The Gamers
GRAPHIC DESIGN STUDENT, TATTOO-ARTIST-IN-DEVELOPMENT, AND MUSICIAN HARRISON GERRARD HAS BEEN GAMING SINCE HIS DAD BOUGHT HIM HIS FIRST X-BOX WHEN HE WAS 5.
Harrison Gerrard (19) has always loved gaming for the sense of escape it offers, the way in which it can transport you away from the daily grind.
“When I was about 16 I used to come home from school and game for about six hours at a time. It was an amazing escape from stuff that was happening in my life at the time.”
He moved on from his early X-Box to a MacBook ... which always overheated and crashed halfway through games.
So a few years back he picked up the components for a bespoke PC and created a dream machine that allowed to him to play uninterrupted.
“People spend thousands of dollars making their own gaming PCs — I spent about $1100, which wasn’t too bad. It runs really smoothly.”
Every tribe has its pariahs; in the PC gaming world they are PlayStation and X-Box users.
“It’s called the console wars. There’s a subreddit called PC
Master Race,” says Gerrard.
“I go on there and have a laugh, but some people take it very seriously, which is ridiculous.”
Then there’s the stereotypes. Gerrard says that players of games such as Skyrim (an open-world action role playing game) attracts the “typical nerds” — Lord of the Rings fans, the people who would have been drawn to Dungeons and Dragons.
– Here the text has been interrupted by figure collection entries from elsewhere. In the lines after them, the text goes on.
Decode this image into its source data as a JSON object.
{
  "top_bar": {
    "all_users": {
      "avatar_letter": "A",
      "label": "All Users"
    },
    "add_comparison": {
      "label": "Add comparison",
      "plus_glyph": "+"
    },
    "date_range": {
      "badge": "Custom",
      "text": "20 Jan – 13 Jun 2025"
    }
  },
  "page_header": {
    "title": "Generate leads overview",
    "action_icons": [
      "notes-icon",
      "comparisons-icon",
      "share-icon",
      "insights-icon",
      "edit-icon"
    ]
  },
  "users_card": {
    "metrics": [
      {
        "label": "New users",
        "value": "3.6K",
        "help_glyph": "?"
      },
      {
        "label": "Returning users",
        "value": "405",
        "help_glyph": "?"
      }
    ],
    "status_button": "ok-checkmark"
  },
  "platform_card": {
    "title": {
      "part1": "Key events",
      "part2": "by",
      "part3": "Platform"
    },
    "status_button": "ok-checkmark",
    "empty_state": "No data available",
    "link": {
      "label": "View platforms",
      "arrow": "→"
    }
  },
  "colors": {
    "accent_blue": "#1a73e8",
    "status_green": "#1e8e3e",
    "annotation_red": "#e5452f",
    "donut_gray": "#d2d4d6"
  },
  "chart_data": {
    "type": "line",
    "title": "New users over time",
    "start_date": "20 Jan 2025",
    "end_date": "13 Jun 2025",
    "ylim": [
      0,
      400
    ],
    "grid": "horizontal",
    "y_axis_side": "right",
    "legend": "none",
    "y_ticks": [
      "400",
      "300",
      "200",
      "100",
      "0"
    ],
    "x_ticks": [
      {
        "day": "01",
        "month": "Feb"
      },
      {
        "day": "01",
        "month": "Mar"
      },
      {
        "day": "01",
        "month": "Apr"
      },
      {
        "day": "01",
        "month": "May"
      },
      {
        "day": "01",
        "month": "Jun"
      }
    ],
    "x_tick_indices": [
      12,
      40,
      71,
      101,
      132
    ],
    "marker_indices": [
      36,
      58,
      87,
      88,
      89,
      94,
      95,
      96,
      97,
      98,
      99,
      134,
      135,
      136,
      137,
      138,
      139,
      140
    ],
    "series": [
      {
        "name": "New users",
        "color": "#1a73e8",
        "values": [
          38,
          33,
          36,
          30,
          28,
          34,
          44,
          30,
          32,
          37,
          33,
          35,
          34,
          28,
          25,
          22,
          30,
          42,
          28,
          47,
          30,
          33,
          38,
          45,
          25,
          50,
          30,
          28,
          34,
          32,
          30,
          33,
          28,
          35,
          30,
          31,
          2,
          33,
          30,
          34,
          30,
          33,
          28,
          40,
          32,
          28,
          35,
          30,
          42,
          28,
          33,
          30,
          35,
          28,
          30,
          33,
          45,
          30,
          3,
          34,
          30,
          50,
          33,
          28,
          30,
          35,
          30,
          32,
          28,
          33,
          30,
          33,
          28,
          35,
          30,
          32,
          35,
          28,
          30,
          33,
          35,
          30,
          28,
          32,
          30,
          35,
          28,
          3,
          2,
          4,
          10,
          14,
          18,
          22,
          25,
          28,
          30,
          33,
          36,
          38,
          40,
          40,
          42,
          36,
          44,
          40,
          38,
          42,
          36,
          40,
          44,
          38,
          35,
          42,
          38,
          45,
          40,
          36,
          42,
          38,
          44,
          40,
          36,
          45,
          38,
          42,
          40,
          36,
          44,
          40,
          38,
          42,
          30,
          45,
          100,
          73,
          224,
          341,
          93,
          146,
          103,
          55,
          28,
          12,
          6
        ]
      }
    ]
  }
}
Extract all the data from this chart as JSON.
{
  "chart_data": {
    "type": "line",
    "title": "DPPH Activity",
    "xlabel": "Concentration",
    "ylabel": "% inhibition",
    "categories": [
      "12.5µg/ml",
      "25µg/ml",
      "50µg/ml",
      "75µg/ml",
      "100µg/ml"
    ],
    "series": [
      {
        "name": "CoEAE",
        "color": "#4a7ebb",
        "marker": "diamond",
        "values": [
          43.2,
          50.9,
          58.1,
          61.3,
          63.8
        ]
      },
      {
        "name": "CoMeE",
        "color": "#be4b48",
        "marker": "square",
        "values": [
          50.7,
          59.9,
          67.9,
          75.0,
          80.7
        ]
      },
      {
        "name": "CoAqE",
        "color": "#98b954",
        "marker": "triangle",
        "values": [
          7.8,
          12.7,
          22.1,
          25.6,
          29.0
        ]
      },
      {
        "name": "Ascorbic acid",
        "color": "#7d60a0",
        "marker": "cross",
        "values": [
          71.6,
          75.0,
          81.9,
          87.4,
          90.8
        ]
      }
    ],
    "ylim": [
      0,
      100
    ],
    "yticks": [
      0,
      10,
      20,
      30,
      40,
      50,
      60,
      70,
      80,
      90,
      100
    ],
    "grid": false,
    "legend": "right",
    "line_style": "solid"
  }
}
League of Legends players (a multiplayer battle game) would be typified as “young Asian guys who never see the sun and Counter Strike (which Gerrard plays) is filled with “regular white males, aged from mid-teens to early 20s”.
He says he’s always surprised at how many people game — it’s no longer the preserve of geeks and shut-ins.
“There are a lot more people than I expect. I’m often surprised by the people I meet who are really into it.”